Journal of applied microbiology 2009 v.107 no.2 pp. 485-497
Escherichia coli, Gram-negative bacteria, Northern blotting, Photobacterium damselae subsp. damselae, antiporters, histamine, histidine, histidine decarboxylase, multigene family, open reading frames, operon, pH, plasmids, polypeptides, quantitative analysis, reverse transcriptase polymerase chain reaction
To elucidate the detailed mechanism of histamine production by Photobacterium damselae subsp. damselae. Histidine decarboxylase and related genes of P. damselae subsp. damselae were cloned, and three open reading frames named as hdcT, hdcA and hisRS were identified. The hdcA gene encodes a polypeptide of 377 amino acids and is considered to be the pyridoxal-P dependent histidine decarboxylase. The hdcT gene is assumed to be a histidine/histamine antiporter, and the hisRS gene is considered to be a histidyl-tRNA synthetase.
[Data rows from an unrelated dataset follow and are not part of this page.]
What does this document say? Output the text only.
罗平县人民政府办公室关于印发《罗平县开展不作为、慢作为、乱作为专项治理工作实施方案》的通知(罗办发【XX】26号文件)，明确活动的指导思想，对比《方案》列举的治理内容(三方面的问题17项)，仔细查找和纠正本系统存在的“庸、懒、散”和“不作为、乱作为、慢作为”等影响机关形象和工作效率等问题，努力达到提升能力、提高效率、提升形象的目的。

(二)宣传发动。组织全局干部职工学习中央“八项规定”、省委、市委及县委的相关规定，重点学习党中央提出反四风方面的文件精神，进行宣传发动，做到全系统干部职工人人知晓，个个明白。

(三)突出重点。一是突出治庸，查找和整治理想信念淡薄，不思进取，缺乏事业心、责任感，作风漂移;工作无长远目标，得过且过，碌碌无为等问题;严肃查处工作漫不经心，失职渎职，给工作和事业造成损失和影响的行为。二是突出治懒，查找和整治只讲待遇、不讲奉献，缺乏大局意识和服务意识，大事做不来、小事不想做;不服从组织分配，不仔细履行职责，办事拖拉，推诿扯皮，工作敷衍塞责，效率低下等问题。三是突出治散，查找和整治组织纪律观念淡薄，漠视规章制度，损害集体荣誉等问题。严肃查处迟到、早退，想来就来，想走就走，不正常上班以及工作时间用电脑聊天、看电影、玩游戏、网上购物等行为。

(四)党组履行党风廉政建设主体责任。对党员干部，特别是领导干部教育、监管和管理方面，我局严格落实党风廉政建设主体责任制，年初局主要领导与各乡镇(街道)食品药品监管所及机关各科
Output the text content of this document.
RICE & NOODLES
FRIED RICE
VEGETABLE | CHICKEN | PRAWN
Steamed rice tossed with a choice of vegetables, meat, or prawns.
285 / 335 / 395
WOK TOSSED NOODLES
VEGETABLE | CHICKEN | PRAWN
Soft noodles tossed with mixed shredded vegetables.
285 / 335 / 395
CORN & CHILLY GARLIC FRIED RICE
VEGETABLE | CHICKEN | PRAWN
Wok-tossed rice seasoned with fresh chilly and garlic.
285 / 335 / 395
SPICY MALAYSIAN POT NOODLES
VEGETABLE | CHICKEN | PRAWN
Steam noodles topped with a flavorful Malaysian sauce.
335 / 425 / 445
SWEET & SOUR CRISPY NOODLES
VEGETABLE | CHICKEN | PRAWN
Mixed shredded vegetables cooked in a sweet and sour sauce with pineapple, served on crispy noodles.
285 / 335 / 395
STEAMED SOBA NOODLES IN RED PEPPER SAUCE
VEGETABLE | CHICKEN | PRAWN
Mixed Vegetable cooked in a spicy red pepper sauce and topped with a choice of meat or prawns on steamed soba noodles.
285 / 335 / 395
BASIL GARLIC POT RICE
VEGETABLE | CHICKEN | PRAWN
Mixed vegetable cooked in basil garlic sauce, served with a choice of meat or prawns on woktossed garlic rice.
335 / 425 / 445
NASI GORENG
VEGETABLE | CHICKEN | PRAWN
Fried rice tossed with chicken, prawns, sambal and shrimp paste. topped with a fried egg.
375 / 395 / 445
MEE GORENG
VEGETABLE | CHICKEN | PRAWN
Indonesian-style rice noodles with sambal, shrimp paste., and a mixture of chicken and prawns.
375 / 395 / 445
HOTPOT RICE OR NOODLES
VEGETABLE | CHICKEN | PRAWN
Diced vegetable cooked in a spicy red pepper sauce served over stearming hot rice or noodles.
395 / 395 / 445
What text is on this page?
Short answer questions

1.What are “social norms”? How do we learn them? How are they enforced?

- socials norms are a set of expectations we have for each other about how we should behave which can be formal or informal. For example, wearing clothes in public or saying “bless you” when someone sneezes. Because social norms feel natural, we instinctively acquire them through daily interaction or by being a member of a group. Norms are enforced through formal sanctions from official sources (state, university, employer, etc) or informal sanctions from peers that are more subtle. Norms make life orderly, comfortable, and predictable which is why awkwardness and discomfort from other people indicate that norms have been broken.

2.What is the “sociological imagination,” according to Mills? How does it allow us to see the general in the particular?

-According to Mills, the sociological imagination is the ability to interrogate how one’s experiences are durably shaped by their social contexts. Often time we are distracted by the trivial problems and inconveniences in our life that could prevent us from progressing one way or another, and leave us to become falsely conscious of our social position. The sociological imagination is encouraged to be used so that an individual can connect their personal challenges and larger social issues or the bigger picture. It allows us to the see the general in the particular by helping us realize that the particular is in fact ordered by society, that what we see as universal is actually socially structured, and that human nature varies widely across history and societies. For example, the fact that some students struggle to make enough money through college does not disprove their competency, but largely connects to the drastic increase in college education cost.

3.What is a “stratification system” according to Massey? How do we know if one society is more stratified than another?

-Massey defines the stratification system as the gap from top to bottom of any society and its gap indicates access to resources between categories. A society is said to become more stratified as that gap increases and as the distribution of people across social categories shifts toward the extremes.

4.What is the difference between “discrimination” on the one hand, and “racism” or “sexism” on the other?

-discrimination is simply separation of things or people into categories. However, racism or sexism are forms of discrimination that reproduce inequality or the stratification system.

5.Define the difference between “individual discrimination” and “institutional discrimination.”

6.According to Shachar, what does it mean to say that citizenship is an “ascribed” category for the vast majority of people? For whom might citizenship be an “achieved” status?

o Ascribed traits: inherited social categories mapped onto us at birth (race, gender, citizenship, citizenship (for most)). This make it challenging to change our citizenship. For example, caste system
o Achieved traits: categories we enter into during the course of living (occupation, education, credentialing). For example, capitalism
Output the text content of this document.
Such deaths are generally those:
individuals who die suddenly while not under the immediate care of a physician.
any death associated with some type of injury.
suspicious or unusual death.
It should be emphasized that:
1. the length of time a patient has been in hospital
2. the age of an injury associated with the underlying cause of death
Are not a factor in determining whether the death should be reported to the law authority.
Recombinant Escherichia coli strains harbouring plasmids carrying the P. damselae hdc genes were shown to over-excrete histamine extracellularly. Northern blot analysis and quantitative RT-PCR revealed high levels of mono- and bi-cistronic transcripts of hdcA, hdcT and hisRS genes under conditions of low pH and histidine excess. The hdcA gene of P. damselae was constructed as an operon with putative histidine/histamine antiporter and histidyl-tRNA synthetase. Mono- and poly-cistronic transcripts and acid induction were detected. This is the first report of cloning the histidine decarboxylase gene cluster in Gram-negative bacteria. Also, these genes were induced under acidic conditions and in the presence of excess histidine.